毎月付与されるパートナー回線エリアのデータ通信容量5GBを全て消費すると、パートナー回線エリアでご利用いただく際は通信制限(1Mbps)がかかります。
データ通信容量を全て消費後も楽天回線エリア内では通信制限なしでご利用いただけます。

(引用:楽天モバイル公式サイト 2020/07/06現在

質問3 海外ローミング(データ通信)の通信速度を教えてください

現地の通信事業者、電波状況等によって異なります。
あらかじめご了承ください。

(引用:楽天モバイル公式サイト 2020/07/06現在

質問4 利用可能データ量を使い切るとどうなりますか?

国内または海外指定66の国・地域でパートナー回線エリアのデータ容量を全て消費した場合は、通信速度が制限(国内1Mbps、海外128Kbps)されます。

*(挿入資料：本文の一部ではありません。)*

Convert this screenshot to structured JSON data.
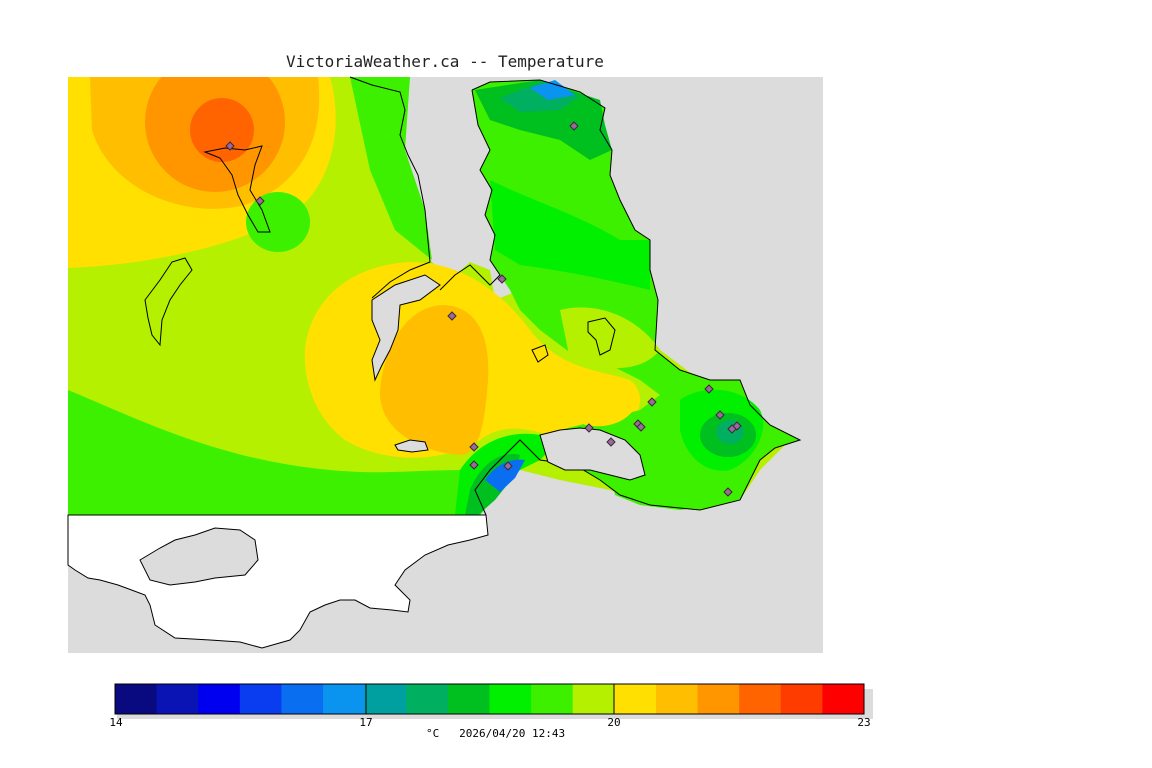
{
  "map": {
    "title": "VictoriaWeather.ca -- Temperature",
    "land_fill": "#dcdcdc",
    "water_fill": "#ffffff",
    "station_marker": "diamond-marker"
  },
  "legend": {
    "unit": "°C",
    "timestamp": "2026/04/20 12:43",
    "ticks": [
      "14",
      "17",
      "20",
      "23"
    ],
    "min": 14,
    "max": 23,
    "colors": [
      "#0a0a80",
      "#0a14b4",
      "#0000f0",
      "#0a3cf0",
      "#0a6ef0",
      "#0a94f0",
      "#00a0a0",
      "#00b060",
      "#00c020",
      "#00f000",
      "#3cf000",
      "#b4f000",
      "#ffe000",
      "#ffbe00",
      "#ff9600",
      "#ff6400",
      "#ff3c00",
      "#ff0000"
    ]
  }
}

※速度低下により表示まで時間がかかったり大容量のダウンロードの場合など、エラーが出る場合があります。追加でデータ容量を購入すれば通信制限の解除が可能です。

※楽天回線エリアではデータ容量が無制限でご利用いただけます。
アンケートにご協力ください

(引用:楽天モバイル公式サイト 2020/07/06現在

まとめ

筆者は楽天モバイルを3ヶ月ほど、データ通信のメイン回線として使用しています。

Band3(楽天回線)もBand18(パートナーau回線)も頻繁に利用していますが、曜日や時間を問わず回線速度に不満を覚えたことは殆ど記憶にありません。特にBand3は安定して速いというのが偽らざる使用感です。

楽天モバイルは、先着300万人までは1年間無料のキャンペーンを展開中なので、月額使用料は今のところ0円です。

このクオリティとサービス内容で月額2980円というのは、充分に納得がいくリーズナブルな価格だと思います。現在無料で使うことが出来る楽天モバイルを選択しない理由はありません。

万が一使った環境で不満があれば、「いつでも無料で解約可能」と標榜するのは、自信の表れだと思います。